This experiment will utilize statistics to measure fish located at two different locations. Our goal is to determine, on average, if more fish are found in the deep pool or the shallow riffle over the 15 spots.
fish<- read.csv("fish.csv")
fish
## location pool riffle
## 1 1 6 3
## 2 2 6 3
## 3 3 3 3
## 4 4 8 4
## 5 5 5 2
## 6 6 2 2
## 7 7 6 2
## 8 8 7 2
## 9 9 1 2
## 10 10 3 2
## 11 11 4 3
## 12 12 5 1
## 13 13 4 3
## 14 14 6 2
## 15 15 4 3
library(ggplot2)
We have a data set with 15 rows and 2 columns. The rows represent the subjects of the study ( types of fish) and the columns represent variables (location). The first variable is the pool location. The second variable is the riffle location.
Some stream fishes are most often found in pools, the deep, slow-moving parts of a stream. Others prefer riffles, the shallow, fast-moving regions. To investigate whether these two habitats support equal numbers of species (a measure of species 5 diversity) researchers captured fish at 15 locations along a river. At each location, they recorded the number of species captured in a riffle and the number captured in an adjacent pool. We will determine, on average, if more fish can be found in the deep pool or the shallow ripples over the 15 spots.
ggplot(data=fish, mapping=aes(x=riffle, y=pool)) + geom_point() + geom_abline(slope=1, intercept=0) + annotate("text", x=1.25, y=4, label="More in Pool") + annotate("text", x=3.5, y=2, label="More in Riffle")
In most locations, there are more fish found in the pool than in the riffle. This suggests that the fish perfer the pool more than the riffle. We will back this hypothesis up with a p value that will give us a quantified value to the statement.
The null hypothesis states that on average, the number of fish found in the pool will be equal to the number of fish found in the riffle. In other words, the mean of the riffle will equal the mean to the pool.

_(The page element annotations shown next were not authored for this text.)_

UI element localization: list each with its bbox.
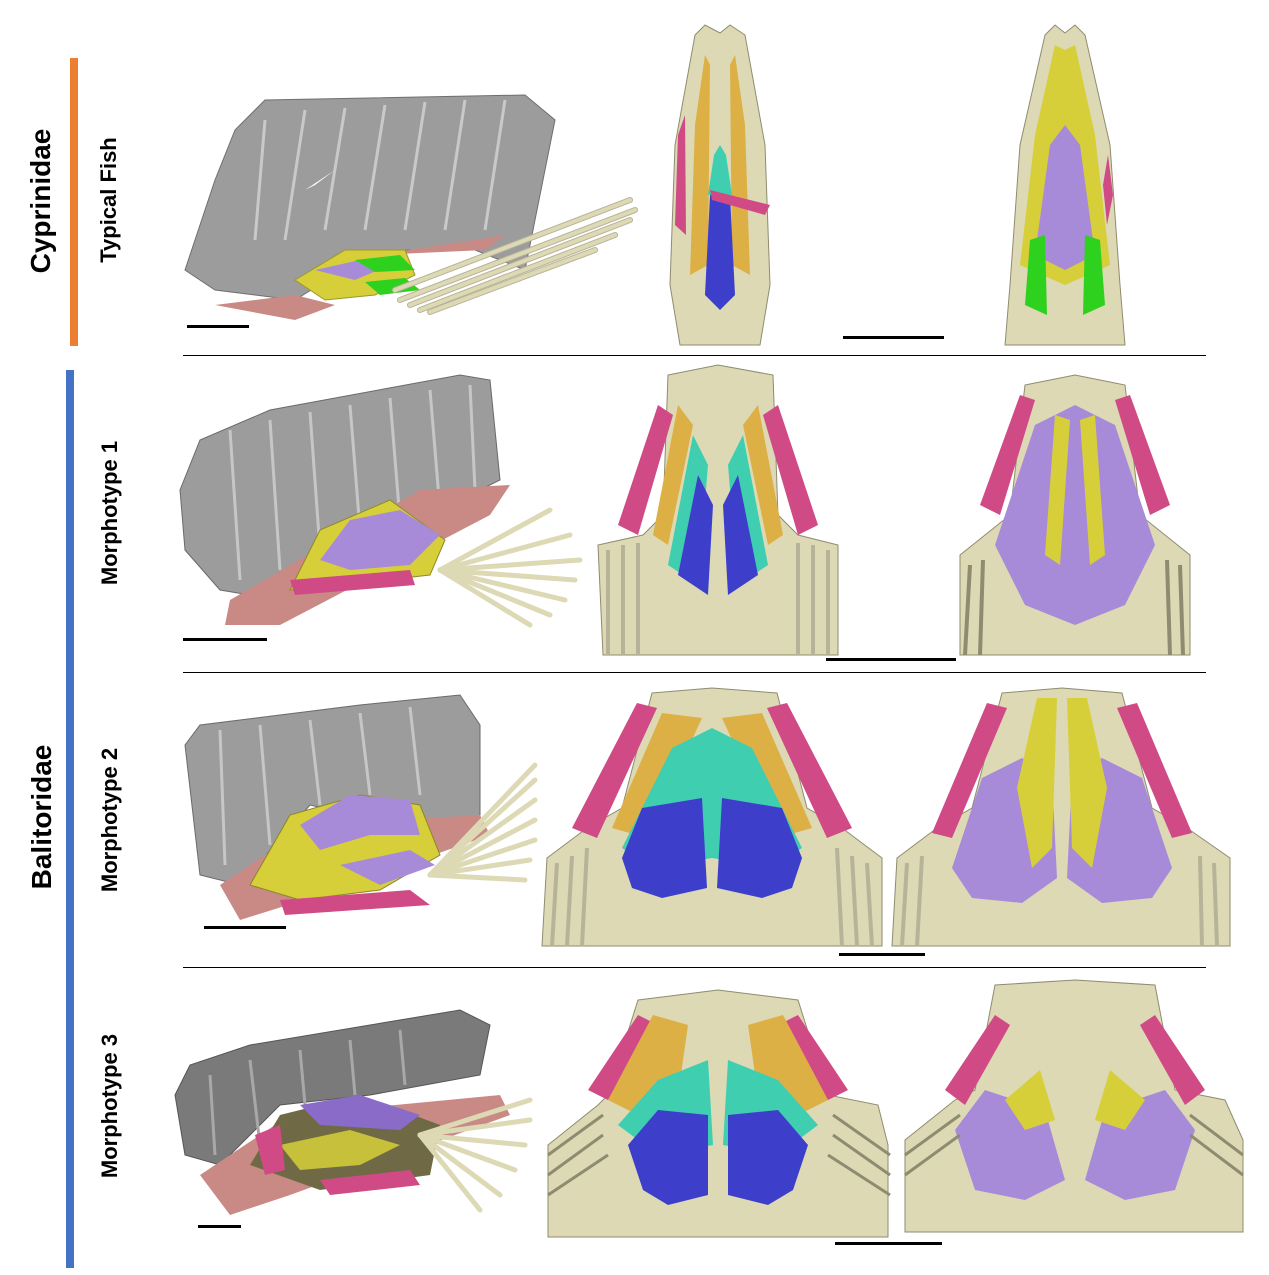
morphotype-3-ventral-view-superficial xyxy=(904,979,1244,1233)
scale-bar xyxy=(204,926,286,929)
row-label-morphotype-2: Morphotype 2 xyxy=(97,747,122,893)
morphotype-1-lateral-view xyxy=(179,374,583,628)
balitoridae-bar xyxy=(66,370,74,1268)
row-divider-1 xyxy=(183,355,1206,356)
family-label-cyprinidae: Cyprinidae xyxy=(25,128,56,274)
cyprinidae-bar xyxy=(70,58,78,346)
morphotype-2-lateral-view xyxy=(184,694,538,920)
morphotype-3-ventral-view-deep xyxy=(547,989,891,1238)
row-label-typical-fish: Typical Fish xyxy=(96,137,121,263)
typical-fish-ventral-view-superficial xyxy=(1004,24,1126,346)
scale-bar xyxy=(183,638,267,641)
morphotype-3-lateral-view xyxy=(174,1009,533,1215)
morphotype-1-ventral-view-superficial xyxy=(959,374,1191,656)
scale-bar xyxy=(826,658,956,661)
row-divider-3 xyxy=(183,967,1206,968)
morphotype-1-ventral-view-deep xyxy=(597,364,839,656)
scale-bar xyxy=(198,1225,241,1228)
morphotype-2-ventral-view-superficial xyxy=(891,687,1231,947)
typical-fish-ventral-view-deep xyxy=(669,24,771,346)
scale-bar xyxy=(843,336,944,339)
morphotype-2-ventral-view-deep xyxy=(541,687,883,947)
scale-bar xyxy=(835,1242,942,1245)
row-divider-2 xyxy=(183,672,1206,673)
row-label-morphotype-1: Morphotype 1 xyxy=(97,440,122,586)
typical-fish-lateral-view xyxy=(184,94,638,320)
family-label-balitoridae: Balitoridae xyxy=(26,744,57,890)
row-label-morphotype-3: Morphotype 3 xyxy=(97,1033,122,1179)
scale-bar xyxy=(839,953,925,956)
scale-bar xyxy=(187,325,249,328)
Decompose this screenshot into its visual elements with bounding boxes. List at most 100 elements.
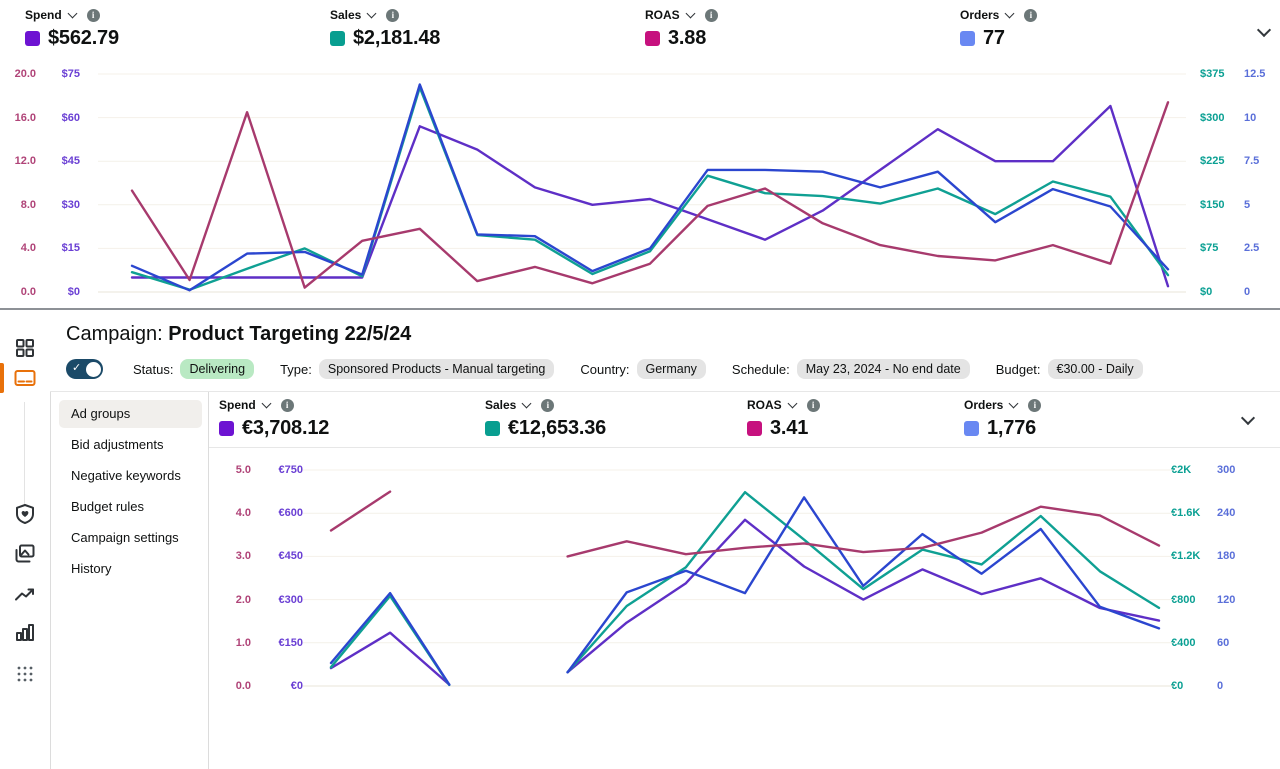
campaign-sidebar-nav: Ad groups Bid adjustments Negative keyword… [50,392,208,769]
metric-color-swatch [330,31,345,46]
info-icon[interactable]: i [704,8,718,22]
brand-shield-icon[interactable] [13,502,37,526]
axis-tick-label: €2K [1171,464,1192,476]
axis-tick-label: €150 [278,636,303,649]
metric-color-swatch [219,421,234,436]
axis-tick-label: €800 [1171,593,1196,606]
axis-tick-label: 5.0 [235,464,251,476]
metric-value: $2,181.48 [353,27,441,49]
axis-tick-label: €1.6K [1171,507,1201,520]
axis-tick-label: $150 [1200,198,1225,211]
metric-block: Sales i €12,653.36 [485,398,606,440]
top-roas-axis: 20.0 16.0 12.0 8.0 4.0 0.0 [4,68,36,298]
metric-block: Spend i $562.79 [25,8,119,50]
campaign-spend-axis: €750 €600 €450 €300 €150 €0 [261,464,303,692]
axis-tick-label: 12.5 [1244,68,1266,80]
collapse-campaign-chart-button[interactable] [1240,410,1256,428]
toggle-knob [85,361,101,377]
metric-dropdown[interactable]: Orders i [960,8,1038,22]
info-icon[interactable]: i [86,8,100,22]
metric-label: Sales [330,8,362,22]
metric-color-swatch [960,31,975,46]
metric-dropdown[interactable]: ROAS i [747,398,820,412]
metric-label: ROAS [747,398,782,412]
nav-item[interactable]: Negative keywords [71,468,181,483]
axis-tick-label: 12.0 [14,155,36,168]
metric-dropdown[interactable]: Spend i [219,398,329,412]
account-summary-line-chart [98,73,1186,293]
chevron-down-icon [1240,410,1256,426]
creative-images-icon[interactable] [13,542,37,566]
metric-label: Orders [960,8,1000,22]
axis-tick-label: €0 [1171,679,1184,692]
nav-item[interactable]: Ad groups [59,400,202,428]
metric-dropdown[interactable]: Spend i [25,8,119,22]
axis-tick-label: $225 [1200,155,1225,168]
top-sales-axis: $375 $300 $225 $150 $75 $0 [1200,68,1242,298]
page-title: Campaign: Product Targeting 22/5/24 [66,323,412,345]
axis-tick-label: 0 [1244,285,1251,298]
metric-dropdown[interactable]: Orders i [964,398,1042,412]
metric-block: Sales i $2,181.48 [330,8,440,50]
metric-value: $562.79 [48,27,119,49]
campaigns-card-icon[interactable] [13,366,37,390]
info-icon[interactable]: i [386,8,400,22]
campaign-chart-panel: Spend i €3,708.12 Sales [208,392,1280,769]
axis-tick-label: €450 [278,550,303,563]
axis-tick-label: 5 [1244,198,1251,211]
campaign-attribute: Budget: €30.00 - Daily [996,359,1143,379]
nav-item[interactable]: Budget rules [71,499,144,514]
home-grid-icon[interactable] [13,336,37,360]
metric-value: 1,776 [987,417,1037,439]
axis-tick-label: $300 [1200,111,1225,124]
info-icon[interactable]: i [806,398,820,412]
metric-color-swatch [485,421,500,436]
metric-dropdown[interactable]: Sales i [485,398,606,412]
chevron-down-icon [366,8,377,19]
collapse-top-chart-button[interactable] [1256,22,1272,40]
axis-tick-label: $15 [61,242,80,255]
info-icon[interactable]: i [541,398,555,412]
status-toggle[interactable]: ✓ [66,359,103,379]
metric-block: Orders i 1,776 [964,398,1042,440]
apps-grid-dots-icon[interactable] [13,662,37,686]
metric-dropdown[interactable]: ROAS i [645,8,718,22]
axis-tick-label: 16.0 [14,111,36,124]
metric-value: €12,653.36 [508,417,607,439]
campaign-orders-axis: 300 240 180 120 60 0 [1217,464,1255,692]
metric-value: 3.88 [668,27,707,49]
nav-item[interactable]: Bid adjustments [71,437,164,452]
reports-bars-icon[interactable] [13,620,37,644]
nav-item[interactable]: History [71,561,112,576]
info-icon[interactable]: i [280,398,294,412]
metric-dropdown[interactable]: Sales i [330,8,440,22]
campaign-attribute: Schedule: May 23, 2024 - No end date [732,359,970,379]
metric-label: Spend [219,398,256,412]
chevron-down-icon [521,398,532,409]
axis-tick-label: 0.0 [20,285,36,298]
attribute-badge: May 23, 2024 - No end date [796,359,970,379]
axis-tick-label: 240 [1217,507,1236,520]
axis-tick-label: €300 [278,593,303,606]
metric-value: €3,708.12 [242,417,330,439]
attribute-badge: Delivering [180,359,255,379]
info-icon[interactable]: i [1028,398,1042,412]
axis-tick-label: $0 [1200,285,1213,298]
attribute-badge: Sponsored Products - Manual targeting [318,359,555,379]
axis-tick-label: €400 [1171,636,1196,649]
insights-trend-icon[interactable] [13,582,37,606]
attribute-label: Status: [133,361,174,377]
axis-tick-label: 0.0 [235,679,251,692]
top-spend-axis: $75 $60 $45 $30 $15 $0 [44,68,80,298]
axis-tick-label: 120 [1217,593,1236,606]
metric-value: 77 [983,27,1005,49]
axis-tick-label: $0 [67,285,80,298]
attribute-badge: Germany [636,359,706,379]
info-icon[interactable]: i [1024,8,1038,22]
nav-item[interactable]: Campaign settings [71,530,179,545]
axis-tick-label: 4.0 [20,242,36,255]
campaign-sales-axis: €2K €1.6K €1.2K €800 €400 €0 [1171,464,1215,692]
axis-tick-label: 4.0 [235,507,251,520]
campaign-metrics-row: Spend i €3,708.12 Sales [209,392,1280,448]
metric-block: Orders i 77 [960,8,1038,50]
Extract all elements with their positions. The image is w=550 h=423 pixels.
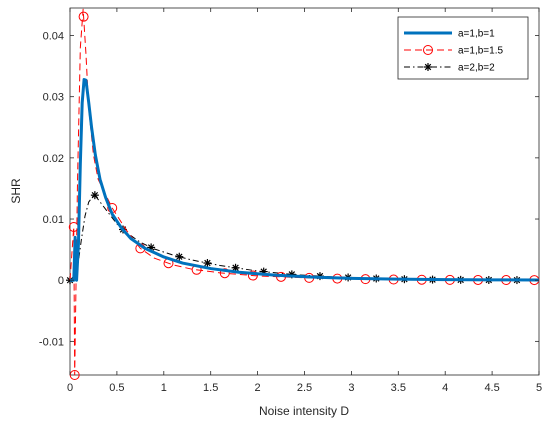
- y-tick-label: -0.01: [39, 336, 64, 348]
- data-point: [247, 270, 258, 281]
- legend-marker: [423, 45, 433, 55]
- x-tick-label: 0.5: [109, 382, 124, 394]
- legend-label: a=1,b=1.5: [458, 46, 503, 57]
- y-tick-label: 0: [58, 275, 64, 287]
- data-point: [175, 252, 184, 261]
- y-tick-label: 0.04: [43, 31, 64, 43]
- series-line: [70, 78, 540, 282]
- x-tick-label: 3: [348, 382, 354, 394]
- legend-label: a=1,b=1: [458, 29, 495, 40]
- y-tick-label: 0.01: [43, 214, 64, 226]
- y-tick-label: 0.02: [43, 153, 64, 165]
- legend-box: [397, 16, 529, 80]
- ticks-layer: 0 0.5 1 1.5 2 2.5 3 3.5 4 4.5 5 -0.01 0 0.01 0.02 0.03 0…: [39, 8, 542, 394]
- x-tick-label: 3.5: [391, 382, 406, 394]
- x-axis-label: Noise intensity D: [259, 404, 349, 418]
- x-tick-label: 4.5: [484, 382, 499, 394]
- data-point: [90, 191, 99, 200]
- legend-marker: [424, 63, 432, 71]
- y-tick-label: 0.03: [43, 92, 64, 104]
- x-tick-label: 5: [536, 382, 542, 394]
- x-tick-label: 2: [255, 382, 261, 394]
- data-point: [203, 259, 212, 268]
- legend-label: a=2,b=2: [458, 63, 495, 74]
- y-axis-label: SHR: [9, 178, 23, 204]
- x-tick-label: 1.5: [203, 382, 218, 394]
- legend-entry-1: a=1,b=1: [404, 29, 495, 40]
- x-tick-label: 1: [161, 382, 167, 394]
- x-tick-label: 2.5: [297, 382, 312, 394]
- series-1: [70, 78, 540, 282]
- x-tick-label: 4: [442, 382, 448, 394]
- x-tick-label: 0: [67, 382, 73, 394]
- data-point: [219, 268, 230, 279]
- series-layer: [66, 8, 540, 380]
- legend-entry-2: a=1,b=1.5: [404, 45, 503, 57]
- data-point: [78, 11, 89, 22]
- legend-entry-3: a=2,b=2: [404, 63, 495, 74]
- legend: a=1,b=1 a=1,b=1.5 a=2,b=2: [397, 16, 529, 80]
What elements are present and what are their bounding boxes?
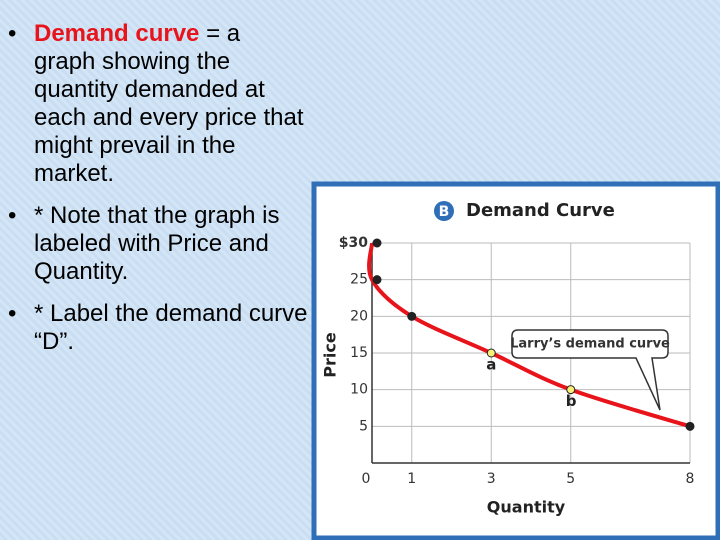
data-point	[685, 421, 695, 431]
point-label: a	[486, 356, 496, 374]
bullet-list: Demand curve = a graph showing the quant…	[8, 20, 308, 370]
callout-label: Larry’s demand curve	[510, 337, 670, 352]
data-point	[566, 385, 576, 395]
plot: 5 10 15 20 25 $30 0 1 3 5 8 a b	[339, 235, 695, 487]
y-tick-label: 25	[350, 272, 368, 288]
y-tick-label: 5	[359, 418, 368, 434]
demand-curve	[367, 242, 691, 429]
bullet: * Label the demand curve “D”.	[8, 300, 308, 356]
title-badge-circle	[434, 201, 454, 221]
x-tick-label: 3	[487, 471, 496, 487]
y-tick-label: 20	[350, 308, 368, 324]
x-tick-label: 1	[407, 471, 416, 487]
x-axis-label: Quantity	[487, 498, 566, 517]
bullet-text: * Label the demand curve “D”.	[34, 300, 308, 355]
callout	[511, 329, 669, 411]
term: Demand curve	[34, 20, 200, 47]
y-tick-label: $30	[339, 235, 368, 251]
bullet-text: * Note that the graph is labeled with Pr…	[34, 202, 280, 285]
data-point	[372, 238, 382, 248]
chart-panel	[311, 181, 720, 540]
x-tick-label: 0	[362, 471, 371, 487]
chart-title: Demand Curve	[466, 200, 615, 221]
y-axis-label: Price	[321, 332, 340, 378]
data-point	[372, 275, 382, 285]
point-label: b	[566, 392, 577, 410]
bullet: * Note that the graph is labeled with Pr…	[8, 202, 308, 286]
data-point	[407, 311, 417, 321]
data-point	[486, 348, 496, 358]
y-tick-label: 10	[350, 382, 368, 398]
x-tick-label: 5	[566, 471, 575, 487]
bullet: Demand curve = a graph showing the quant…	[8, 20, 308, 188]
x-tick-label: 8	[686, 471, 695, 487]
bullet-text: = a graph showing the quantity demanded …	[34, 20, 304, 187]
title-badge: B	[439, 204, 450, 220]
y-tick-label: 15	[350, 345, 368, 361]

The alternative hypothesis states that on average, the number of fish found in the pool will be greater than the average number of fish found in the riffle. In other words, therew ill be a difference in means between the fish found in pools and riffles.
I am going to run a t-test on this data, which means I will be testing my hypotheses (null and alternative) about population means of a quantitative variable.
This is a two sample test because we have a sample for the pool fish and the riffle fish. In other words, the data is being drawn from two different samples rather than one.
According to the qq plot below, the data is Normal because the data lies close to the line.
ggplot(data=df)+ geom_qq(mapping=aes(sample=y))
gg <- ggplot(data=fish)
gg + geom_qq(mapping=aes(sample=fish$pool))
gg + geom_qq(mapping=aes(sample=fish$riffle))
I will use the traditional level of significance, 0.05.
This is a paired problem. Each x is paired with a single y.
t.test(fish$pool, fish$riffle, paired=TRUE)
##
## Paired t-test
##
## data: fish$pool and fish$riffle
## t = 4.5826, df = 14, p-value = 0.0004264
## alternative hypothesis: true difference in means is not equal to 0
## 95 percent confidence interval:
## 1.170332 3.229668
## sample estimates:
## mean of the differences
## 2.2
The p value is 0.0004264 which means we reject the null hypothesis.
The confidence interval does not contain 0 so we are confident that there are more fish in the pool and we can reject the null hypothesis.
On average, there are 2.2 percent more fish in the pool than the riffle (this is based on a sample, so it is an estimate).
I conclude that fish tend to prefer pools rather than riffles. Furthermore, more fish can be found in the pools than riffles by 2.2%.